- McConnico Location within Arizona McConnico Location within the United States
- Coordinates: 35°09′49″N 114°05′23″W﻿ / ﻿35.16361°N 114.08972°W
- Country: United States
- State: Arizona
- County: Mohave

Area
- • Total: 6.58 sq mi (17.05 km^{2})
- • Land: 6.58 sq mi (17.05 km^{2})
- • Water: 0 sq mi (0.00 km^{2})
- Elevation: 3,068 ft (935 m)

Population (2020)
- • Total: 63
- • Density: 9.6/sq mi (3.7/km^{2})
- Time zone: UTC-7 (MST)
- Area code: 928
- FIPS code: 04-43150
- GNIS feature ID: 2582819

= McConnico, Arizona =

McConnico is an unincorporated community and census-designated place (CDP) in Mohave County, Arizona, United States. The population was 63 at the 2020 census.

==Geography==
McConnico is located in central Mohave County. It is bordered to the north by the city of Kingman, the Mohave county seat. It is bordered to the west by unincorporated Golden Valley. Interstate 40 passes through the CDP, with access from Exit 44 just to the south and from Exit 48 (Beale Street) to the north in Kingman. I-40 leads east 150 mi to Flagstaff and west 57 mi to Needles, California.

According to the United States Census Bureau, the CDP has a total area of 6.58 sqmi, all land.

==Demographics==

As of the 2010 census, there were 70 people living in the CDP: 43 male and 27 female. 13 were 19 years old or younger, 8 were ages 20–34, 11 were between the ages of 35 and 49, 25 were between 50 and 64, and the remaining 13 were aged 65 and above. The median age was 52.0 years.

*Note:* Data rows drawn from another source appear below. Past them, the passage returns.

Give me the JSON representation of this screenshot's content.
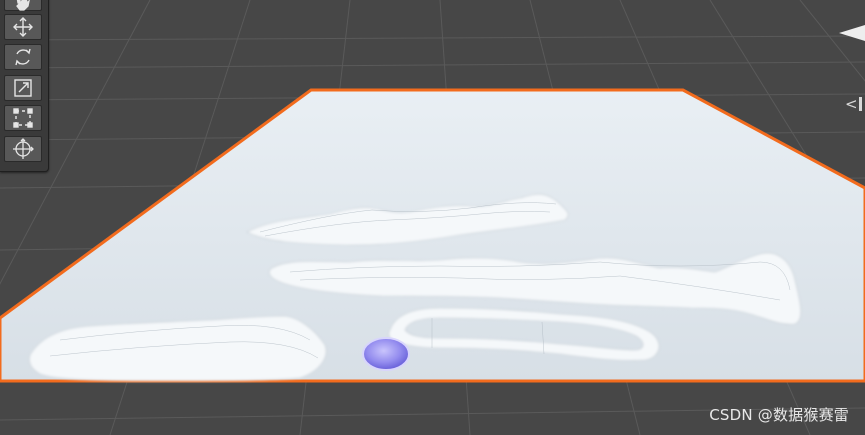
{
  "scene_view": {
    "tools": [
      {
        "name": "hand-tool",
        "icon": "hand-icon"
      },
      {
        "name": "move-tool",
        "icon": "move-arrows-icon"
      },
      {
        "name": "rotate-tool",
        "icon": "rotate-icon"
      },
      {
        "name": "scale-tool",
        "icon": "scale-icon"
      },
      {
        "name": "rect-tool",
        "icon": "rect-transform-icon"
      },
      {
        "name": "transform-tool",
        "icon": "transform-icon"
      }
    ],
    "selection_outline_color": "#f26b1d",
    "terrain_color": "#e4ebf0",
    "background_color": "#474747",
    "gizmo_label": "<"
  },
  "watermark": {
    "text": "CSDN @数据猴赛雷"
  }
}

The racial makeup of the CDP was 94.3% White, 2.9% American Indian, 1.4% Other, and 1.4% two or more races. 4.3% of the population were Hispanic or Latino of any race.

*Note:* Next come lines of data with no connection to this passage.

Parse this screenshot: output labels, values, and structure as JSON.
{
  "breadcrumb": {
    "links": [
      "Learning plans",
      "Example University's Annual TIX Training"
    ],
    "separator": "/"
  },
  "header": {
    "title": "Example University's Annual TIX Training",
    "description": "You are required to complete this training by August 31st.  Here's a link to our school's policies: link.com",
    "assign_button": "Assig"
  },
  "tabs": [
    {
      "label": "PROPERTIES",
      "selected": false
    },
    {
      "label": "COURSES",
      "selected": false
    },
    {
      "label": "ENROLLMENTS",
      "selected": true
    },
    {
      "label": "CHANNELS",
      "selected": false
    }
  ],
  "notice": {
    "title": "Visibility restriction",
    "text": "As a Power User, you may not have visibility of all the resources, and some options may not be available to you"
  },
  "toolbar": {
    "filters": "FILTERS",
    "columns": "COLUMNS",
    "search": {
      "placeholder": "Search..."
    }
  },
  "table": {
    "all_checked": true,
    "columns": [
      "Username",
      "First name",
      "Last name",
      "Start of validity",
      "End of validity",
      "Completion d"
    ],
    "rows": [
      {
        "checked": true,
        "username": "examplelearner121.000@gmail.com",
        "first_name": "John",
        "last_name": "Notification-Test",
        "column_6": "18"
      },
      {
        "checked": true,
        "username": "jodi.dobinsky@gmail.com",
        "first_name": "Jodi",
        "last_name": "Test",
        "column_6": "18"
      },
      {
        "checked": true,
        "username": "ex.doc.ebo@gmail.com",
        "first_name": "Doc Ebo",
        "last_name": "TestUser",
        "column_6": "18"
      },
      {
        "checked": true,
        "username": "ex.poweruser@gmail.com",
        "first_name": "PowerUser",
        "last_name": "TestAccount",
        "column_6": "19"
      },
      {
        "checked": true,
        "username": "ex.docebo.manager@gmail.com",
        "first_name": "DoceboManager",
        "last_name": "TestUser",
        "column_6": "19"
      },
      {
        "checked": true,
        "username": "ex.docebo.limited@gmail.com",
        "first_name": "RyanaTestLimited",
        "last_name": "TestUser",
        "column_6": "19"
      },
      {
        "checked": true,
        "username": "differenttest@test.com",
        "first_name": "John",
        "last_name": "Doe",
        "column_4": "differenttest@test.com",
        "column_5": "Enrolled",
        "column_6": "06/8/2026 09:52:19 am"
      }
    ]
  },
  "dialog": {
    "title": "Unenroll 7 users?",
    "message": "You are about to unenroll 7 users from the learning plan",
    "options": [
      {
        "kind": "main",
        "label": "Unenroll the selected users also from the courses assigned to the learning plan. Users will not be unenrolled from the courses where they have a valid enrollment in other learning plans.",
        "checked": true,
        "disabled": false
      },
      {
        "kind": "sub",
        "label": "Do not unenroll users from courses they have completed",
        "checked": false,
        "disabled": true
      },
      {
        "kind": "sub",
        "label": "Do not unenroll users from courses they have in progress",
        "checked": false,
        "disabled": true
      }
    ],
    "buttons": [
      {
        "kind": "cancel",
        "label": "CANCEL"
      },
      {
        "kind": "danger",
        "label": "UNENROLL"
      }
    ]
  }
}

There were 36 households in the CDP, 14 family households (38.9%) and 22 non-family households (61.1%), with an average household size of 1.78. Of the family households, 4 were married couples living together, while 3 were single fathers and 7 were single mothers; the non-family households included 20 adults living alone: 15 male and 5 female.

The CDP contained 56 housing units, of which 36 were occupied and 20 were vacant.

Historical population
| Census | Pop. | Note | %± |
| 2010 | 70 |  | — |
| 2020 | 63 |  | −10.0% |
U.S. Decennial Census

==Education==
The CDP is in the Kingman Unified School District.